Luca’s, too. I took him one weekday morning on the public bus—we sat in the front row of the second level of the double-decker, right up against the window—and the morning was fantastic (though, not fantastic was the hour-and-a-half, bumper-to-bumper-traffic bus ride back downtown. I definitely don’t begrudge the student protestors their fight for democracy, but no matter what the reason—traffic is the worst).

We loved the beach so much, we took Joe back two days later, on the weekend.


And, there’s Disneyland! I’m not sure if it was the general Disney magic, the reminder of my college season-pass-holding days or just the glimpse of home, but I was beyond excited, and my excitement spread to Luca, whose eyes lit up at the thought of seeing Mickey Mouse.


Plus, we rode Hong Kong’s metro all the way, which is a delight in itself, for train-loving Luca.


His first real theme-park ride ever: Small World.

There was no line since Columbus Day was an average Monday in Hong Kong (the U.S. consulate is closed for U.S. holidays), so Luca ran through the switchbacks, not understanding what he was headed toward but knowing, just knowing it would be more than he could imagine.

And it was.

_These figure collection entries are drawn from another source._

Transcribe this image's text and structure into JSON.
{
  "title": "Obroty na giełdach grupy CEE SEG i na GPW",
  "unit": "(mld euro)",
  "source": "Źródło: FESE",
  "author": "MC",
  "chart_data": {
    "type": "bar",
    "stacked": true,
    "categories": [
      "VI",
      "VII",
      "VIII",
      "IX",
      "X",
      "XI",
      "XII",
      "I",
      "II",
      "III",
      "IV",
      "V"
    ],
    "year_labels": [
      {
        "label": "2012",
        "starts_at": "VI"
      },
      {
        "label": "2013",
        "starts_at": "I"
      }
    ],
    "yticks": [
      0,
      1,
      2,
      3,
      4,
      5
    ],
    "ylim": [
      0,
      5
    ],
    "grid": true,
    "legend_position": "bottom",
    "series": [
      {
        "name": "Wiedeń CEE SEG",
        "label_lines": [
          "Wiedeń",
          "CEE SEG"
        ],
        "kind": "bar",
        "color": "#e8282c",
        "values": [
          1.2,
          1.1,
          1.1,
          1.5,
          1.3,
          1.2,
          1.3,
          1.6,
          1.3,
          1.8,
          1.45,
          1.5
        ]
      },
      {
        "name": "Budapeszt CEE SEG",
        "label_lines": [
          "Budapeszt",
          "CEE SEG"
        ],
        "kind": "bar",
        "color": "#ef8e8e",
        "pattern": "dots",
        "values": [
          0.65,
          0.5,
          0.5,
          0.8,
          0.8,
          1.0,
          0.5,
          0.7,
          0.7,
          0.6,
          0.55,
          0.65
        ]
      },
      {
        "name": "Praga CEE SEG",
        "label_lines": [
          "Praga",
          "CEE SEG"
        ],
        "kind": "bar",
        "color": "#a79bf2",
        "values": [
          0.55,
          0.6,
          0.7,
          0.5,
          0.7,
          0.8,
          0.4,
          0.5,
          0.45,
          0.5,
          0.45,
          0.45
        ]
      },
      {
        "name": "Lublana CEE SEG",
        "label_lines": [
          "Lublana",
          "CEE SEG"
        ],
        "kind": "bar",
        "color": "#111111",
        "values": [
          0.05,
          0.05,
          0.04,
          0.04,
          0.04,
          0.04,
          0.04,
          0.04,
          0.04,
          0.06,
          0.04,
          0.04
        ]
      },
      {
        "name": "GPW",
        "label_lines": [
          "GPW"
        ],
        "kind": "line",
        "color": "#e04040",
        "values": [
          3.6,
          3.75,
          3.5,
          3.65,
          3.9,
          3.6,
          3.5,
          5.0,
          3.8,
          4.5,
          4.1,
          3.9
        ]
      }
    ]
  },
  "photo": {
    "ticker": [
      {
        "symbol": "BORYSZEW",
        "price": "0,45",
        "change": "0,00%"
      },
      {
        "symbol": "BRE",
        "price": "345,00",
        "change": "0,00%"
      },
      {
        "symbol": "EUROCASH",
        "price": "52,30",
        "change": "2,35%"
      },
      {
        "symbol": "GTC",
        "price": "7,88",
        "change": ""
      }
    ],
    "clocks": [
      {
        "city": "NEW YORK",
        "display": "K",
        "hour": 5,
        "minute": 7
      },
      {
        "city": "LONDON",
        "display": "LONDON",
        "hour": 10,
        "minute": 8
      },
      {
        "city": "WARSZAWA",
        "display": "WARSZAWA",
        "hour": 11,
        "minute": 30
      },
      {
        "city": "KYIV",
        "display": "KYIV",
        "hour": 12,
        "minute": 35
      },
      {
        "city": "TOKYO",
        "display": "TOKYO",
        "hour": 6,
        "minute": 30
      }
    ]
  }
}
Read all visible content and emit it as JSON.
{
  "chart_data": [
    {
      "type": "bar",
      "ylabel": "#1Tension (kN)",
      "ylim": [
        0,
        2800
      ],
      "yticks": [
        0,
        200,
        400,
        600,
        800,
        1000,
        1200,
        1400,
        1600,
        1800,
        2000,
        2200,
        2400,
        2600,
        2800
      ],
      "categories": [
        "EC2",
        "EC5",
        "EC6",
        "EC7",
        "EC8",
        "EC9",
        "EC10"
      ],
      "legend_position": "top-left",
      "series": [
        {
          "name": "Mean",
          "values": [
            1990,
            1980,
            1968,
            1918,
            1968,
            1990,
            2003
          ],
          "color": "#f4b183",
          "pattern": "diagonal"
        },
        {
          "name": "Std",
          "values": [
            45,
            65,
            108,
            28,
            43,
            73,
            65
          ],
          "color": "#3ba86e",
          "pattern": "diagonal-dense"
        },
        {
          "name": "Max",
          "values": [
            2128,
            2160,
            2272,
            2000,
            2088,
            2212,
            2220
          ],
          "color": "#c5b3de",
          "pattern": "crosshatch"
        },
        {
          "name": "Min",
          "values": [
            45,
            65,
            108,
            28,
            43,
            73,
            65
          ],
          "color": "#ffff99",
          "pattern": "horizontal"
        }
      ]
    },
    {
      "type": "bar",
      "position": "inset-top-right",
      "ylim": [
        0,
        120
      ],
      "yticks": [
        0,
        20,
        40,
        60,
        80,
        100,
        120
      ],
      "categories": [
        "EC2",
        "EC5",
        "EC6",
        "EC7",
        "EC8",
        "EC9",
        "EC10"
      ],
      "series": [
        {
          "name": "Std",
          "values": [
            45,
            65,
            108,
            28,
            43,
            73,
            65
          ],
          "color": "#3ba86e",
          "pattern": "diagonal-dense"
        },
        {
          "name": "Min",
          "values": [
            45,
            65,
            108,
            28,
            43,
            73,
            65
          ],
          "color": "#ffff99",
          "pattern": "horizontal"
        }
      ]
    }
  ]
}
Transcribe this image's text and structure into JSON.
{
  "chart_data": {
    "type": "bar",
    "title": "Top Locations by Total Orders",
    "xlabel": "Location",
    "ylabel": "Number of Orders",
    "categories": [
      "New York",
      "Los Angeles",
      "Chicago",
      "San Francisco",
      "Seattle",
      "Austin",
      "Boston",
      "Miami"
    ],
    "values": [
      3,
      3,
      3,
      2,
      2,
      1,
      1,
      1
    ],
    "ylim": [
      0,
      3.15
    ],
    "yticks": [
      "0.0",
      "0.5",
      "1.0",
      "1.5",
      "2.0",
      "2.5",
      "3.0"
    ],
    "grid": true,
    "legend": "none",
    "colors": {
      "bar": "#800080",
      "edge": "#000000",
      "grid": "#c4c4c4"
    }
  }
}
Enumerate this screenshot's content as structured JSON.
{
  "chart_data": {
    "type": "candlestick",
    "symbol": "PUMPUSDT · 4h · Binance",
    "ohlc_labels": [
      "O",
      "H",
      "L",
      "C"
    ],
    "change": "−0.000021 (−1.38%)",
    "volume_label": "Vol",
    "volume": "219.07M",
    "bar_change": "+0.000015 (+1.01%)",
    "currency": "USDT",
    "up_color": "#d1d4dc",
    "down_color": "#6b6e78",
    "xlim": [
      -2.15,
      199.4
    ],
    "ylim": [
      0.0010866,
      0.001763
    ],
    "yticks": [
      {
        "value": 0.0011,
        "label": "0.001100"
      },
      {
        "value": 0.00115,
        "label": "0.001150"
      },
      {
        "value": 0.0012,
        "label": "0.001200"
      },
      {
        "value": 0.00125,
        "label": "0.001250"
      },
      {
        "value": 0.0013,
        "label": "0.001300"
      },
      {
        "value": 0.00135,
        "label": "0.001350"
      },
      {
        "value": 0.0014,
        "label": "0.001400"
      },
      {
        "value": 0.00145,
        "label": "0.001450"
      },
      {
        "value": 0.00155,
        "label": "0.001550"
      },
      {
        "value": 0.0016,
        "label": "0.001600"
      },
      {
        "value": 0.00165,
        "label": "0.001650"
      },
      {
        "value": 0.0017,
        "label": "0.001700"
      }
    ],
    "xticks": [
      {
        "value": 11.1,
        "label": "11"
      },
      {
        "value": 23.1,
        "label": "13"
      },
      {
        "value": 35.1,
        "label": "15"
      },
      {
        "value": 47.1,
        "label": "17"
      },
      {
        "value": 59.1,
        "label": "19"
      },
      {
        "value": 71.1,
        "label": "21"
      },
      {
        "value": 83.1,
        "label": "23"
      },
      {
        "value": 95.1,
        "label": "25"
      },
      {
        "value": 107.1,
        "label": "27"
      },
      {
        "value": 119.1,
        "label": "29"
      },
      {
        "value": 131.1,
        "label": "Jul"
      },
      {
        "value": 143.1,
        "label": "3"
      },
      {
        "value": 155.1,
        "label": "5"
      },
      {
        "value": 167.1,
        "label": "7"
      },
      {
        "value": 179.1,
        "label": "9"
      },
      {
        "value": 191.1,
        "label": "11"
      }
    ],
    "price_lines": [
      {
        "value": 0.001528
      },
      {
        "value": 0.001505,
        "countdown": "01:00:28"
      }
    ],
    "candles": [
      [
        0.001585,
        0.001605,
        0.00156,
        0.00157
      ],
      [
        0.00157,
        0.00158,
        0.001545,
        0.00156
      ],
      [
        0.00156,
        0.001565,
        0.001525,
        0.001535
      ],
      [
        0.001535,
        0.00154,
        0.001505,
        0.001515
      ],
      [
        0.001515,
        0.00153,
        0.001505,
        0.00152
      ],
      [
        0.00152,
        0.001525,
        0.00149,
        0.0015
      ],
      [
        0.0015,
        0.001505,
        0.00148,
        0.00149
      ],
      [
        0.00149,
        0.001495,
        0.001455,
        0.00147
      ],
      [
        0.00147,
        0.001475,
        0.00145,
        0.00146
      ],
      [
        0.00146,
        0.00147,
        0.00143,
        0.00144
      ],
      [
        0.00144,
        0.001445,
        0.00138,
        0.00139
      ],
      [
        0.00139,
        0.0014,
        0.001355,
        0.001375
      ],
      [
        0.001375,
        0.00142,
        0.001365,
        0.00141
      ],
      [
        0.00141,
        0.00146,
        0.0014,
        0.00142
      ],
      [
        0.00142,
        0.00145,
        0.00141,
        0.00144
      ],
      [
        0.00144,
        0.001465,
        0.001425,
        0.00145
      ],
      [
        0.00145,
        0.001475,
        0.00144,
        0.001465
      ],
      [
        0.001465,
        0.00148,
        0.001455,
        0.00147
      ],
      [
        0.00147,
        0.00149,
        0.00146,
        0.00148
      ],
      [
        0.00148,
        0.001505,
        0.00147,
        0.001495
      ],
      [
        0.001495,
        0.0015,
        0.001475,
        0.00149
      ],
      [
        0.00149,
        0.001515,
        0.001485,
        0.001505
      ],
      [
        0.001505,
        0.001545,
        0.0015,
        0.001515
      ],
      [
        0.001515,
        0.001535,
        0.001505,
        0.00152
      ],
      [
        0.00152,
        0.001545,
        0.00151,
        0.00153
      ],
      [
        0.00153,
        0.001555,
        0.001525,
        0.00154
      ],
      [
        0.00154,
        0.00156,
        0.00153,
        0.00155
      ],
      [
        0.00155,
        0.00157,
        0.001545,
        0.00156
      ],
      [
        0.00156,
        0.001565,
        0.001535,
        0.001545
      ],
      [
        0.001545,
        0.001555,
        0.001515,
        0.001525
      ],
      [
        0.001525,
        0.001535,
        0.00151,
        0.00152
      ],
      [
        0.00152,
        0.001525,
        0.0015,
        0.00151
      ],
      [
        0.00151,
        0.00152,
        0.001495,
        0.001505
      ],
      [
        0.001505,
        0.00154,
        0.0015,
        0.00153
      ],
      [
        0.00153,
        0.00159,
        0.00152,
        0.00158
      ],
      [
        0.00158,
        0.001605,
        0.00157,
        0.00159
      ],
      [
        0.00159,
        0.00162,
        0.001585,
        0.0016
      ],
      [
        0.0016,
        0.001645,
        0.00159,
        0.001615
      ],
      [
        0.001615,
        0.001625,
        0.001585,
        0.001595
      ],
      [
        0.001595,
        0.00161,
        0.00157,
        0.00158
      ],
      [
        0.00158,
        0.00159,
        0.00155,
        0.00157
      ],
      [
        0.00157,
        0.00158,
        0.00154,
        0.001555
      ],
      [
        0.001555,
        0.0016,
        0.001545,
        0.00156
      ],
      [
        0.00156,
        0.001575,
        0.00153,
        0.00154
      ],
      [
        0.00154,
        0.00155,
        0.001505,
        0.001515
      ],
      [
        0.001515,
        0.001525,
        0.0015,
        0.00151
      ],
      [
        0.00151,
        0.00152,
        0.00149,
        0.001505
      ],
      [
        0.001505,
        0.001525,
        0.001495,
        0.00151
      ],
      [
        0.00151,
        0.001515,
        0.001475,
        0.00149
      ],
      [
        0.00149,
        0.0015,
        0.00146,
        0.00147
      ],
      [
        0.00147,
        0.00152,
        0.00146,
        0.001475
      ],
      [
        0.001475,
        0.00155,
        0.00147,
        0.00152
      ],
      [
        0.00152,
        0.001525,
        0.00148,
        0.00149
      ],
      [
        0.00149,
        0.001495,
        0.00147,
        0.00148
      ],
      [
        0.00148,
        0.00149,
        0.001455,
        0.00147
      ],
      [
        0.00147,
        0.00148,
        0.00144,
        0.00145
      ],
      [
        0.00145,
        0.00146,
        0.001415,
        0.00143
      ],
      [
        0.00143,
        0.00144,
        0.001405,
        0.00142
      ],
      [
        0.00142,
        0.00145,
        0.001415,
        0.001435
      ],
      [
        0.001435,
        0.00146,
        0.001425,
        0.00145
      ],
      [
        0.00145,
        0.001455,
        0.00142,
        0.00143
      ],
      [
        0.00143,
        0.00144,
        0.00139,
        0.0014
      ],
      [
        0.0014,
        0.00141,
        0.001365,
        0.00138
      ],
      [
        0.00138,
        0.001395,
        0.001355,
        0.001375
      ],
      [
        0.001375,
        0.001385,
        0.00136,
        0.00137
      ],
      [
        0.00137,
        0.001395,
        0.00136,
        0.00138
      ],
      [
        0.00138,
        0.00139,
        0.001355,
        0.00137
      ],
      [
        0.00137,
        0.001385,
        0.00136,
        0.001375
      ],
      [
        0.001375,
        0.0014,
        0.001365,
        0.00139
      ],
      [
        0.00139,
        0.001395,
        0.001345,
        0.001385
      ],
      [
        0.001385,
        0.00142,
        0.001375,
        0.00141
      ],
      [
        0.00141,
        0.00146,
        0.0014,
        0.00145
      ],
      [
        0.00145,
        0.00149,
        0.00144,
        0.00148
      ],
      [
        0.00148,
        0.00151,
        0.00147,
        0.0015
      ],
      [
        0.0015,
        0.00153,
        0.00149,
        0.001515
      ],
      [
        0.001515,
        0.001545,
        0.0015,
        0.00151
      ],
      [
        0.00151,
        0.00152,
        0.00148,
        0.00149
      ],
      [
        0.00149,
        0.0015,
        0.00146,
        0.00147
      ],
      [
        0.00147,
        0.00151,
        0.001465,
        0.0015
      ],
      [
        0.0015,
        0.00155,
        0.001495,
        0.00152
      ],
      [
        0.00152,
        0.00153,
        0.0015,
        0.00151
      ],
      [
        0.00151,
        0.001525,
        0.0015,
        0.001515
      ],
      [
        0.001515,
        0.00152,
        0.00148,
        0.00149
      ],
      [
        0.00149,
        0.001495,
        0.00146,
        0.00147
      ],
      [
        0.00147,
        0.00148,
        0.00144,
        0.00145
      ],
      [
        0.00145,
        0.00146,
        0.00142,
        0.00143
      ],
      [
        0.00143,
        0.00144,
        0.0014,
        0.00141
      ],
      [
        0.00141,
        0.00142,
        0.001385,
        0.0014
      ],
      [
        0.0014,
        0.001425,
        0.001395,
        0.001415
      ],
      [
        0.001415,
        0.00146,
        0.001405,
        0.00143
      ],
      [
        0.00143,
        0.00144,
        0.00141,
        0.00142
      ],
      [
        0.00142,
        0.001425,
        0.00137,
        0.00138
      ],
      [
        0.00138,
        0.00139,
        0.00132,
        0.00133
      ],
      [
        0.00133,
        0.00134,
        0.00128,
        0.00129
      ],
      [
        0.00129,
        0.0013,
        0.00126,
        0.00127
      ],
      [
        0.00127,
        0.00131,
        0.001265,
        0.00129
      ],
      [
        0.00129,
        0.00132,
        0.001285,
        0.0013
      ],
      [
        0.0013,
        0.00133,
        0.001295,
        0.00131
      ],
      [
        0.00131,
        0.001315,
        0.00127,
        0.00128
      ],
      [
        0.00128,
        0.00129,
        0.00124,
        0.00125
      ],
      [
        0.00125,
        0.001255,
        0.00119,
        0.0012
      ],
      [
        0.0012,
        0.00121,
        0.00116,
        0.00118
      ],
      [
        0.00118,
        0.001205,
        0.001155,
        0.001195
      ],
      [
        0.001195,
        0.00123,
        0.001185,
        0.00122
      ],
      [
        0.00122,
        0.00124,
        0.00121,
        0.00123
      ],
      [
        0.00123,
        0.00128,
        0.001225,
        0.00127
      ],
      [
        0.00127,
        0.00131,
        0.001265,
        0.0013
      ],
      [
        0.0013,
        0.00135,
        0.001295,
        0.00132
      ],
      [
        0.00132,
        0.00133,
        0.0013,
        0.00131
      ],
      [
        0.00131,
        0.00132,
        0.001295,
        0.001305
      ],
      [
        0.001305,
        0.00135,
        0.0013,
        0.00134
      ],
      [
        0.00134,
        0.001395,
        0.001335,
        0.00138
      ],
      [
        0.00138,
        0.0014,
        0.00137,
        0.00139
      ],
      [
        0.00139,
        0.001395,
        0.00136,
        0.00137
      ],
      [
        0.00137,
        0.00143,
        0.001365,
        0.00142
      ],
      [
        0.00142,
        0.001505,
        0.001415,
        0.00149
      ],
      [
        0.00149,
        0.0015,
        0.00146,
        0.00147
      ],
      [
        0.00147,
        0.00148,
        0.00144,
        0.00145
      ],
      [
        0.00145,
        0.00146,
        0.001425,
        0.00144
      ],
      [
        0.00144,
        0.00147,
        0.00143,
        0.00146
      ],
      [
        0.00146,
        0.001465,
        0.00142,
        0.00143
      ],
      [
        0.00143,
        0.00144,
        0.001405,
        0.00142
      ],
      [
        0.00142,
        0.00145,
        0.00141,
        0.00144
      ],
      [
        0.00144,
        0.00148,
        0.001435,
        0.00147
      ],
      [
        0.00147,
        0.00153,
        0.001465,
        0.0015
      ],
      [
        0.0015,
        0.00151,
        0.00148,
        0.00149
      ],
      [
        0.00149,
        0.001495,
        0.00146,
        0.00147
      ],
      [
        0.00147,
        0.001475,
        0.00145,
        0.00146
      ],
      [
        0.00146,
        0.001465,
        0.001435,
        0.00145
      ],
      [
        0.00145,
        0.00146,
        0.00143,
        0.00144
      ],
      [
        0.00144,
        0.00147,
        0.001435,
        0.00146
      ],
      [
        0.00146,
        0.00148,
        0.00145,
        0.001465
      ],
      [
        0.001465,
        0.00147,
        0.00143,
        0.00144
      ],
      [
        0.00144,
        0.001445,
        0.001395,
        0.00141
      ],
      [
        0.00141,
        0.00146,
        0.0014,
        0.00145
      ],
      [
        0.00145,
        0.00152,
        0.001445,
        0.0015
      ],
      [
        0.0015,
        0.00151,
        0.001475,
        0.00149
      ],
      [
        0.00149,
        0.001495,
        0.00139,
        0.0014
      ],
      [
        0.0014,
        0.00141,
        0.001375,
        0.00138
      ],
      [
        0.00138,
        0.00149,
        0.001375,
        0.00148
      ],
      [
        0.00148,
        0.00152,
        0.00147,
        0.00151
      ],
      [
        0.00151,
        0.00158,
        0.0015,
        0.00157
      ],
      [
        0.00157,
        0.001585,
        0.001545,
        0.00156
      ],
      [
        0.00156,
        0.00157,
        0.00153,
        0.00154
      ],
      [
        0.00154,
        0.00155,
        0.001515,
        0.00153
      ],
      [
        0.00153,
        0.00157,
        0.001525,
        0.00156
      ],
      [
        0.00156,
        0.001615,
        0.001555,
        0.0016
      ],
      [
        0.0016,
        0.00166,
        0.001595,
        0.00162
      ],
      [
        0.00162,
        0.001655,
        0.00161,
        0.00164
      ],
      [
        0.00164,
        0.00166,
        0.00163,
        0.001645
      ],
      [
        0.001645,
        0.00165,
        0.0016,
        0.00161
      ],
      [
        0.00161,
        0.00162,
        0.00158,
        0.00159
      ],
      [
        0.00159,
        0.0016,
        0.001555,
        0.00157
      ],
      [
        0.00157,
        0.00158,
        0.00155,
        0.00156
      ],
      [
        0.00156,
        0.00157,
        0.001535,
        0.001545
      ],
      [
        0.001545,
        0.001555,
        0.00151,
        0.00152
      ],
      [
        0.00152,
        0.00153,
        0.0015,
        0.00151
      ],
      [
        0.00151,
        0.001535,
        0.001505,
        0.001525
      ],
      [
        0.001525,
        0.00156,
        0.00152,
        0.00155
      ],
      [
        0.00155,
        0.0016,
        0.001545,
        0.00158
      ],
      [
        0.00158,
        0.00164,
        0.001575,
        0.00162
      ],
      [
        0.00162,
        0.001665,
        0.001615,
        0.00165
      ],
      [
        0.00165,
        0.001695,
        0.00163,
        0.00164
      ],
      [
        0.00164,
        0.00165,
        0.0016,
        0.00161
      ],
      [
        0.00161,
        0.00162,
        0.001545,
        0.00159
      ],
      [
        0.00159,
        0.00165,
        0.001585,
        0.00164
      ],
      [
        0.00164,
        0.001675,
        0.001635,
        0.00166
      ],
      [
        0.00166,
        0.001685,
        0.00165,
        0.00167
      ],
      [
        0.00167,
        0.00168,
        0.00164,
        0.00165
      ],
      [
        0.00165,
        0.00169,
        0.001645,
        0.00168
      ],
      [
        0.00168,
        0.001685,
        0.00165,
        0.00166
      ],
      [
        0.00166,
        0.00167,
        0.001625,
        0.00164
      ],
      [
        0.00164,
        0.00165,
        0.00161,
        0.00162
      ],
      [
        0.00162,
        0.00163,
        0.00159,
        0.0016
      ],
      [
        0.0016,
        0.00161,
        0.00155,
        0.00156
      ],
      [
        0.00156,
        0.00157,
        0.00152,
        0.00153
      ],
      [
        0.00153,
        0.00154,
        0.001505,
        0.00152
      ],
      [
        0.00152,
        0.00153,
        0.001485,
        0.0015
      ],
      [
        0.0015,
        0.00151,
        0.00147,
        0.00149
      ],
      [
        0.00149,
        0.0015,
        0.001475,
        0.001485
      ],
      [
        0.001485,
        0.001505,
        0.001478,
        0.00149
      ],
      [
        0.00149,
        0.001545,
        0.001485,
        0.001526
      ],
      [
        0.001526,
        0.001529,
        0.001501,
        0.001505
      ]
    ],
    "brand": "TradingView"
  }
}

He insisted we go on Small World again and again, though we stopped for lunch after the third go-around. He loved the other rides, but kept begging to go back “on the pink boat.”

Joe and I couldn’t get enough of the wonder lighting up Luca’s eyes. There is magic in the sight of your own child’s happiness.

Too much magic
Luca finally fell asleep in his stroller around 3pm, so we began our trek back home in time for dinner.

Of course, today, I was exhausted. Luca and I both were. And it was polluted, so we stayed inside most of the day. But it won’t be like that every day. There is simply so much available to do here.

And we’re going to soak up as much of that pure fun as we can.

Funny to see Mickey on a metro map
The Disneyland Train! Mickey handles and windows!